"Repudiation by ALA," Library Journal 65: 599 (July, 1940)



During the A.L.A. conference held at Cincinnati in May, the 
Progressive Librarians Council sent the following communication to 
President Roosevelt which was subsequently endorsed by the Library Unions 
Round Table and, in part, by the Staff Organizaitons Round Table:

"Alarmed by the rapid drift of this country toward involvement in 
the European war, we librarians, assembled at the sixty-second annual 
conference of the American Library Association in Cincinnati, May 26 to 
June 1, respectfully urge you to keep this country at peace."

"We believe that if we Americans are to save western civilization, our 
first duty towards mankind is to remain at peace, to preserve and improve 
our standard of living, and to maintain the civil liberties with which 
libraries are so greatly concerned."

"We believe that our grave unemployment problem will best be solved by 
increasing opportunities for peaceful employment rather than by employing 
our people to produce materials which can only mean further destruction."

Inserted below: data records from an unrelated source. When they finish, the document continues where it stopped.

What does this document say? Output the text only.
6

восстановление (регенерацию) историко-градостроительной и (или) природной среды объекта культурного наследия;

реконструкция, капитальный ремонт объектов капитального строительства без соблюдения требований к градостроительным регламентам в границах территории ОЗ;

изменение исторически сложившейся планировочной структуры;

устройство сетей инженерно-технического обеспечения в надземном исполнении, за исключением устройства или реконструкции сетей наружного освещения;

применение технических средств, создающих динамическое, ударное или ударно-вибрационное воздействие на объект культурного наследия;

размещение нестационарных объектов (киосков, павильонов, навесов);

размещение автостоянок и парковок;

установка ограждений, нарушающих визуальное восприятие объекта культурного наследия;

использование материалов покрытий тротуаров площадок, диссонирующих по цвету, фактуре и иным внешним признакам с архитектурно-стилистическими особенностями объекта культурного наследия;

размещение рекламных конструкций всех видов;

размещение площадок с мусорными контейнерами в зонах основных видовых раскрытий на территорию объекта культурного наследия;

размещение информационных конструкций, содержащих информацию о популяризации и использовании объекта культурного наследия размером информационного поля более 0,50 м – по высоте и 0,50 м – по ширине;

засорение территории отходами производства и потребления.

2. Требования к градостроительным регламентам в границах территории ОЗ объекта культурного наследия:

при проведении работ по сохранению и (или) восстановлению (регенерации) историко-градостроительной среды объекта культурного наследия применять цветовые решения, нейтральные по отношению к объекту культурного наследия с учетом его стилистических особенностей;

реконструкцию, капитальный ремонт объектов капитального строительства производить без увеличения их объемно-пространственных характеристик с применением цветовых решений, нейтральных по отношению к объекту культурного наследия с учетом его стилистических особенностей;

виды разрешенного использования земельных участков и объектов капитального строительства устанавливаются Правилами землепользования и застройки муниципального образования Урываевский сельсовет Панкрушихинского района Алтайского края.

"We urge you, therefore, to keep America out of war and to protect the 
cultural achievements and civil liberties of the American people by ending 
loans and credits to warring nations and by solving our domestic problems 
constructively."

When this communication came to the attention of the Executive Board on 
June 1, the right of the Progressive Librarians Council to speak for itself 
was not questioned, but the Board unanimously condemned the misleading 
first sentence of the communication which might be interpreted to mean that 
the A.L.A. itself had taken action.  Accordingly, a telegram was sent to 
President Roosevelt by the President and Executive Secretary of the A.L.A. 
explaining that the communication sent to him by the Progressive Librarians 
Council advocating peace at any price represented the opinion of a very 
small group, not a part of the American Library Association, and with no 
authority whatever to speak for the librarians of the United States on this 
or any other subject.  It was also pointed out to the President that if the 
opinions of the 17,000 members of the Association were to vote on the 
question presented by the Progressive Librarians Council they would 
overwhelmingly oppose any such communication.